If they're just after datamining the DNS requests, this service can happily run on negative income, because it improves Google's other things and provides them even more data.

This is untrue. From the Google DNS privacy page, linked from the blog post (emphasis added):

Google Public DNS stores two sets of logs: temporary and permanent. The temporary logs store the full IP address of the machine you're using. We have to do this so that we can spot potentially bad things like DDoS attacks and so we can fix problems, such as particular domains not showing up for specific users. We delete these temporary logs within 24 to 48 hours.

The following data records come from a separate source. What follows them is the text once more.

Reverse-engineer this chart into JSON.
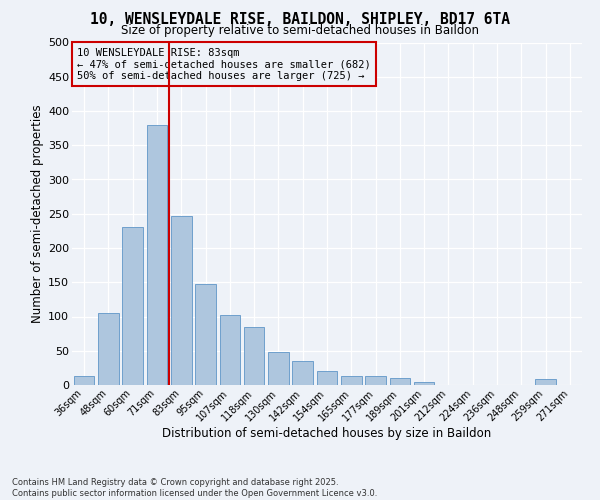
{
  "title_line1": "10, WENSLEYDALE RISE, BAILDON, SHIPLEY, BD17 6TA",
  "title_line2": "Size of property relative to semi-detached houses in Baildon",
  "xlabel": "Distribution of semi-detached houses by size in Baildon",
  "ylabel": "Number of semi-detached properties",
  "footnote_line1": "Contains HM Land Registry data © Crown copyright and database right 2025.",
  "footnote_line2": "Contains public sector information licensed under the Open Government Licence v3.0.",
  "annotation_line1": "10 WENSLEYDALE RISE: 83sqm",
  "annotation_line2": "← 47% of semi-detached houses are smaller (682)",
  "annotation_line3": "50% of semi-detached houses are larger (725) →",
  "bar_color": "#aec6de",
  "bar_edge_color": "#6096c8",
  "vline_color": "#cc0000",
  "background_color": "#eef2f8",
  "categories": [
    "36sqm",
    "48sqm",
    "60sqm",
    "71sqm",
    "83sqm",
    "95sqm",
    "107sqm",
    "118sqm",
    "130sqm",
    "142sqm",
    "154sqm",
    "165sqm",
    "177sqm",
    "189sqm",
    "201sqm",
    "212sqm",
    "224sqm",
    "236sqm",
    "248sqm",
    "259sqm",
    "271sqm"
  ],
  "values": [
    13,
    105,
    230,
    380,
    247,
    148,
    102,
    85,
    48,
    35,
    20,
    13,
    13,
    10,
    5,
    0,
    0,
    0,
    0,
    9,
    0
  ],
  "ylim": [
    0,
    500
  ],
  "yticks": [
    0,
    50,
    100,
    150,
    200,
    250,
    300,
    350,
    400,
    450,
    500
  ],
  "vline_x_index": 3.5
}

In the permanent logs, we don't keep personally identifiable information or IP information. We do keep some location information (at the city/metro level) so that we can conduct debugging, analyze abuse phenomena and improve the Google Public DNS prefetching feature. We don't correlate or combine your information from these logs with any other log data that Google might have about your use of other services, such as data from Web Search and data from advertising on the Google content network. After keeping this data for two weeks, we randomly sample a small subset for permanent storage.

That page also details exactly what features are logged. Does your current upstream DNS provider document their logging policies?

Disclaimer: I work for Google, but I will cite my sources.